Extensive Structural Health Monitoring (SHM) studies have highlighted the ability of various sensors to detect common flaws found in composite and metal structures with sensitivities that meet or exceed current damage detection requirements. Reliable SHM systems can automatically process data, assess structural condition, and signal the need for human intervention. While ad-hoc efforts to introduce SHM into routine aircraft maintenance practices are valuable in leading the way for more widespread SHM use, there is a significant need for formal SHM certification efforts to exercise and define the process of producing routine use of SHM solutions. SHM certification must address the full spectrum of issues ranging from design to performance and deployment to continued airworthiness. Currently, there are no guidelines for SHM system designers or agreed-upon procedures for quantifying the performance of SHM systems.

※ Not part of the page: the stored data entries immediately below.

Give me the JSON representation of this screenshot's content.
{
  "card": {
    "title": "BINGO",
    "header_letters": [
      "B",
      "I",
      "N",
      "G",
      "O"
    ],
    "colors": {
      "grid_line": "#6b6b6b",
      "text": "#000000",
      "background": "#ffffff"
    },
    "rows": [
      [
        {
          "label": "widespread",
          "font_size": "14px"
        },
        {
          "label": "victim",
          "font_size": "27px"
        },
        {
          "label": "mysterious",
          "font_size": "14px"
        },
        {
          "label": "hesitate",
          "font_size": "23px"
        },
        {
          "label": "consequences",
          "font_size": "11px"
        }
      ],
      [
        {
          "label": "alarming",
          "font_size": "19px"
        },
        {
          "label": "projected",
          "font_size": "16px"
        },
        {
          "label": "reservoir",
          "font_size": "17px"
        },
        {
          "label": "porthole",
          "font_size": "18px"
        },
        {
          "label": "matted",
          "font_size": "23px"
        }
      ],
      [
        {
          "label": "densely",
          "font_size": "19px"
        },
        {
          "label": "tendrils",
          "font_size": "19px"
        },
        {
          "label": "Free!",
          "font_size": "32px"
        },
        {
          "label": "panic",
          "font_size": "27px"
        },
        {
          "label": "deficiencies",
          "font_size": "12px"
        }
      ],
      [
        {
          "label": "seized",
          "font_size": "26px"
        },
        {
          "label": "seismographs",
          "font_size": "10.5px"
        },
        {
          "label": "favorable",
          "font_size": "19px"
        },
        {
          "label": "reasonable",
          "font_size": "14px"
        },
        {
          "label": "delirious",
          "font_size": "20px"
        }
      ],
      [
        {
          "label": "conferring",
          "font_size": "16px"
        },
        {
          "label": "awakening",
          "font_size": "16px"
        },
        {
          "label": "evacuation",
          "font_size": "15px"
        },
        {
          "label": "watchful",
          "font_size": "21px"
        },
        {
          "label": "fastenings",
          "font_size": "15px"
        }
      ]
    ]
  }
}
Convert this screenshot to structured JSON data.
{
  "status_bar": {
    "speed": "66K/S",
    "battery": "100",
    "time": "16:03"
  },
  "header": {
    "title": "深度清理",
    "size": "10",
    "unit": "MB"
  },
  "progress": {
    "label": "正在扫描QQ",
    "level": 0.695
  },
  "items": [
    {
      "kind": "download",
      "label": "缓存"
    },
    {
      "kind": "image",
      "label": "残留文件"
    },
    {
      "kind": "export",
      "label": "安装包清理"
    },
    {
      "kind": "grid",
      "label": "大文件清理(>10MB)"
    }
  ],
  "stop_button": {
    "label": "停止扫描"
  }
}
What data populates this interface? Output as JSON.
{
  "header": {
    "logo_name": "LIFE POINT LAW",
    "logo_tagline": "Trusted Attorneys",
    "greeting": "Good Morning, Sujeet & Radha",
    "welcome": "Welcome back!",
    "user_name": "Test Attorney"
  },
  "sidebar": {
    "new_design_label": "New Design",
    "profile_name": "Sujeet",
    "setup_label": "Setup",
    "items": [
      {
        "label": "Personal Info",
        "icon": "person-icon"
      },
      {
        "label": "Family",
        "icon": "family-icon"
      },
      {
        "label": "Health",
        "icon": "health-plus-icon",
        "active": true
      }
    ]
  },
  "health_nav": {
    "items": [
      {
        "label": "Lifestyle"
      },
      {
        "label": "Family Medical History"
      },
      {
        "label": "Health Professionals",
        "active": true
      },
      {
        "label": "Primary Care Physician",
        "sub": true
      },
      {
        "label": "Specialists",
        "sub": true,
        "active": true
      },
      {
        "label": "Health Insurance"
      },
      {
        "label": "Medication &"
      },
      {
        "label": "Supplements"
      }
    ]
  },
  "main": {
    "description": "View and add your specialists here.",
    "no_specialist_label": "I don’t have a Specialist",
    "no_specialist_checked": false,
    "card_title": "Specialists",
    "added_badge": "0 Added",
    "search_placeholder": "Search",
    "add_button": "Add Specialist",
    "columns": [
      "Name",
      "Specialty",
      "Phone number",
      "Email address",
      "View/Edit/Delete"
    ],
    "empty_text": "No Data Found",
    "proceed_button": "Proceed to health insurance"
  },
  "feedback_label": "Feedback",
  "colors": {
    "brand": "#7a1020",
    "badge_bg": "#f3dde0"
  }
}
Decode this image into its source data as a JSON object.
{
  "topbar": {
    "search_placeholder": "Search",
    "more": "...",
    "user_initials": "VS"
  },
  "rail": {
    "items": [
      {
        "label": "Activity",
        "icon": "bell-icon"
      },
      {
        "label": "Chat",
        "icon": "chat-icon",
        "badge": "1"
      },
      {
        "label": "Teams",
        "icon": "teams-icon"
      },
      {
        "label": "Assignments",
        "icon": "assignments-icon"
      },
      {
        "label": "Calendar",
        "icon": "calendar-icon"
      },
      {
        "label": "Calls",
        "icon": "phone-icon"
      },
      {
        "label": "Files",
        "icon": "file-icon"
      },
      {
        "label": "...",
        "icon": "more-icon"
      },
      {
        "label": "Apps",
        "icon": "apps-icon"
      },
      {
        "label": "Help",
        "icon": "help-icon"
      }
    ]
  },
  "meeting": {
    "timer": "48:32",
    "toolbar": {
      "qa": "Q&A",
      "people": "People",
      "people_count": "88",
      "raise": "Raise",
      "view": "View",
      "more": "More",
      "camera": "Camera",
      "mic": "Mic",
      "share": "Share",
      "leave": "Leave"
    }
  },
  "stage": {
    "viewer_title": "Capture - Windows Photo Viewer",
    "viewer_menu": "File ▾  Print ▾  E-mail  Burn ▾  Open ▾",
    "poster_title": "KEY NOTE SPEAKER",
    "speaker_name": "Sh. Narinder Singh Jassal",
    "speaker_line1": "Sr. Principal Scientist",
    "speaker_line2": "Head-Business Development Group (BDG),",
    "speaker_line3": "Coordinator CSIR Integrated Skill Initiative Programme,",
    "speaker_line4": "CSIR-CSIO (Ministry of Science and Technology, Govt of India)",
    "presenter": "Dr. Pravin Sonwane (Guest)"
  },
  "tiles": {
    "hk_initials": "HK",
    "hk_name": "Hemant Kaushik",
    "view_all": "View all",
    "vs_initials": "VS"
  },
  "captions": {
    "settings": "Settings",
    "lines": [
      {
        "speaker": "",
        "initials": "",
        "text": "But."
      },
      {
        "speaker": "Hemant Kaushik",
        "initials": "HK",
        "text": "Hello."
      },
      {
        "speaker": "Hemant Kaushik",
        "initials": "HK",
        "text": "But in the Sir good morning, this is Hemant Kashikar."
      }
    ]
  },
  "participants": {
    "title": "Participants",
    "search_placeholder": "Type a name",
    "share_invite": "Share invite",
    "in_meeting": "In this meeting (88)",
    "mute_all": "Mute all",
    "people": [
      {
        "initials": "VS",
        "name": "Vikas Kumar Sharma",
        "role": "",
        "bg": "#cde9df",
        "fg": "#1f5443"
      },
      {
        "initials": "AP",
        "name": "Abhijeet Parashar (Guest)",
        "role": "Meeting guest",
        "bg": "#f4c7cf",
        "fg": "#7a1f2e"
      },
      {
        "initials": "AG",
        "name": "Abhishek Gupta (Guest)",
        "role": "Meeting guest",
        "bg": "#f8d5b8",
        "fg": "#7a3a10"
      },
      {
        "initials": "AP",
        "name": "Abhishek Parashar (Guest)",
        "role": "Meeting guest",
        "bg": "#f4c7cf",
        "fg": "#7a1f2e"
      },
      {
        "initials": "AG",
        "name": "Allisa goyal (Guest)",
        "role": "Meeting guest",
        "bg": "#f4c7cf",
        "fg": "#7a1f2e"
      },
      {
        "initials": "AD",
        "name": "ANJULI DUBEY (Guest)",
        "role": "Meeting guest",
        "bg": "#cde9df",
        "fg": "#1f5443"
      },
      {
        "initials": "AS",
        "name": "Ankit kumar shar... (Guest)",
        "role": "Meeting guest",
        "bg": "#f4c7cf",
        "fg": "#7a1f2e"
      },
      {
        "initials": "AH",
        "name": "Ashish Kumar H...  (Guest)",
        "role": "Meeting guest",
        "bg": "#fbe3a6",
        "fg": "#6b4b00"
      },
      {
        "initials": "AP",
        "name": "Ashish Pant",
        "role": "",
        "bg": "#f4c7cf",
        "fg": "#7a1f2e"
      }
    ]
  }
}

The FAA Airworthiness Assurance Center (AANC) at Sandia Labs, in conjunction with Boeing, Delta Air Lines, Structural Monitoring Systems and Anodyne Electronic Manufacturing, is conducting a study to develop and carry out a certification process for SHM. By conducting a focused assessment of a particular aircraft application, all aspects of SHM integration are being addressed. While it is important to recognize the unique validation and verification tasks that arise from distinct differences between SHM and nondestructive inspection (NDI) deployment and flaw detection, it should be recognized that some portions of the methodology needed to determine NDI performance can be adapted to the validation of SHM systems. In this study, statistical methods were applied to laboratory and flight test data to derive Probability of Detection (POD) values for SHM sensors in a fashion that agrees with current NDI requirements.